The expense ratio of an American Insurance provider refers to the ratio obtained by dividing the costs of the underwriting expense by the new premiums that are earned from the policy. From an insurance company’s perspective a low expense ratio represents a profitable policy with low risks and a high expense ratio may mean lower profits and larger risks assumed under the policy.
What is the underwriting expense of an insurance policy?
The underwriting expense of an insurance policy is the total costs that an insurer has to pay to provide adequate coverage as required by the policy. Most insurance companies will factor several lines of expense into this calculation:
- The fees paid to a broker or agent for arranging the policy with them and also for managing the customer’s paperwork, expectations, etc.
- The proportion of their overhead associated with administering the policy including all reasonable costs
- The amount that an insurer expends offsetting the risk of the policy through insuring some or all of the risk through another insurance company known as an underwriter (Lloyd’s of London is a famous underwriter)
Once all these expenses are added together the insurer will be able to determine the overall underwriting expense of any specific insurance policy.
How does this differ from a loss ratio for insurance companies?
The loss ratio of an insurance company is calculated by dividing loss adjustment expense by the amount of premium earned under a policy. It demonstrates the percentage number of payouts that are being settled with claimants. A low loss ratio is a good indicator of good risk management policies on behalf of the insurer, and if the loss ratio is too high and the insurer will take action to reduce their liabilities for future insurance payouts.
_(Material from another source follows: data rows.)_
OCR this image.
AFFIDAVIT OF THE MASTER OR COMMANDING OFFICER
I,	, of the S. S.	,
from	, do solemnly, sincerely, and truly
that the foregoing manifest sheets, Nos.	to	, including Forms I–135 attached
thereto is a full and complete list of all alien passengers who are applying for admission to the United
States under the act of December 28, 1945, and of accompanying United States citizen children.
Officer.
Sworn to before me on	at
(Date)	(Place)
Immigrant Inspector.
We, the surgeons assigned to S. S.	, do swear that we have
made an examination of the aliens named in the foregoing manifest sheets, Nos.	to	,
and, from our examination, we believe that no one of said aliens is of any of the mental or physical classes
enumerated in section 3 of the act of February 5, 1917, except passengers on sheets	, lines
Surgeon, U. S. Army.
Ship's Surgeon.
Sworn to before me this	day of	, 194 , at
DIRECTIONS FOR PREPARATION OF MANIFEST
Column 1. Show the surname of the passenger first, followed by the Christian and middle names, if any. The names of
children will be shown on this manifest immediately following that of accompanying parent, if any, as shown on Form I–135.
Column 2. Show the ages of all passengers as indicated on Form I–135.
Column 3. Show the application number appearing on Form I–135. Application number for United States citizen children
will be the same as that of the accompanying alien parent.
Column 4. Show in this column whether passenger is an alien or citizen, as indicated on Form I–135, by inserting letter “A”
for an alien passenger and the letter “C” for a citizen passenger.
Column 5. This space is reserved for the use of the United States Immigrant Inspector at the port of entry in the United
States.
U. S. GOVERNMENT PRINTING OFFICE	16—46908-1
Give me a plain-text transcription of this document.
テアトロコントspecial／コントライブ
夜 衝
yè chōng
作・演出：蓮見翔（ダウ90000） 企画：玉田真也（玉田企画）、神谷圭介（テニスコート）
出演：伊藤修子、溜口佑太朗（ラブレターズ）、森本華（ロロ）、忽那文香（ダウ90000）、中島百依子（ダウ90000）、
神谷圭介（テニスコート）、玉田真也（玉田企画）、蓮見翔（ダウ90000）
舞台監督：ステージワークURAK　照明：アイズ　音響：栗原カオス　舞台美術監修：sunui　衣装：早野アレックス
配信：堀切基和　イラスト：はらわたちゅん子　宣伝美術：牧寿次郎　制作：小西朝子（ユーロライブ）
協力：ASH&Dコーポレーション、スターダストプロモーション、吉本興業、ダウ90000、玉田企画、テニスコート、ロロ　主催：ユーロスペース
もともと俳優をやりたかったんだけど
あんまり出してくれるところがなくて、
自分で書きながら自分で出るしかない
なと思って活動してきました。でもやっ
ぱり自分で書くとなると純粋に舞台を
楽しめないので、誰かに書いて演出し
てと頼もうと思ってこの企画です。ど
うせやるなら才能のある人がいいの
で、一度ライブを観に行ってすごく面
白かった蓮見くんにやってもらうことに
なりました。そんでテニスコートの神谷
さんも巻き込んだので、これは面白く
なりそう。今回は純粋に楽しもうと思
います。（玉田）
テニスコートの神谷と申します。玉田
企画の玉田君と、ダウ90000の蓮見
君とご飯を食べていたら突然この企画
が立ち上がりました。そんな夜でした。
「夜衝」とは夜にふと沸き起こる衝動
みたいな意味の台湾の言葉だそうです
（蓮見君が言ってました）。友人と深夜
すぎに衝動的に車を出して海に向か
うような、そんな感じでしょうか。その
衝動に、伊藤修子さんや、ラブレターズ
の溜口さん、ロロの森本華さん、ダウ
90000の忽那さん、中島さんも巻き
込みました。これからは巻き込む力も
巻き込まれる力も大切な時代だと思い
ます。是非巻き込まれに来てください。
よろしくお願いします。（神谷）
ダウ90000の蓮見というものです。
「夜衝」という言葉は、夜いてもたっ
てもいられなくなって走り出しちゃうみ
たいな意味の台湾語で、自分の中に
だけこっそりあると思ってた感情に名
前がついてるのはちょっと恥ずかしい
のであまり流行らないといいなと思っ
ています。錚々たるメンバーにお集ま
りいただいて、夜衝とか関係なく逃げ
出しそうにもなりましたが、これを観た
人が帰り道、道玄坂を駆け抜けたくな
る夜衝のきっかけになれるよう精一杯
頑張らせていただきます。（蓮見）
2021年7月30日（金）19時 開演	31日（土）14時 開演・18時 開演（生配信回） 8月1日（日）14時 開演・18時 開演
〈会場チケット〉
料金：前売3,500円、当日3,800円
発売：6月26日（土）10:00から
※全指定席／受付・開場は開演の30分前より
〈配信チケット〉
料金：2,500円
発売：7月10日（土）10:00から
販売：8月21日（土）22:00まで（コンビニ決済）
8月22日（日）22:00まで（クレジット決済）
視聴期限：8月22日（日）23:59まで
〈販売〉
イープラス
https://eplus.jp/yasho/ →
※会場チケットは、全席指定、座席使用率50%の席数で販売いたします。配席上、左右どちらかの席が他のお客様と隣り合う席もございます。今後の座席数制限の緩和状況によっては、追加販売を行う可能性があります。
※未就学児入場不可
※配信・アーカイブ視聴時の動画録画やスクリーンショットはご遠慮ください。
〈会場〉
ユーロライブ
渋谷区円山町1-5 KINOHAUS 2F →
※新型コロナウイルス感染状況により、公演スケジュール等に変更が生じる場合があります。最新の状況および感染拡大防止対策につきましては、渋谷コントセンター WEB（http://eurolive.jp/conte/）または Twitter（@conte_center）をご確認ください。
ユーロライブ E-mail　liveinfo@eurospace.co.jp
You can combine the loss ratio and expense ratio of a given insurance company to get a figure which is usually expressed as a percentage of all the earned premiums for an insurer. If this number is lower than 100% the difference is the measure of profitability of the insurer and shows that there is at least some efficiency in risk management on behalf of the insurer. In the event that this ratio exceeds 100%, it means that the company isn’t making enough money through premiums to cover its expected claim payouts – this can be either because their policies are too cheap or because there has been a rush of claims.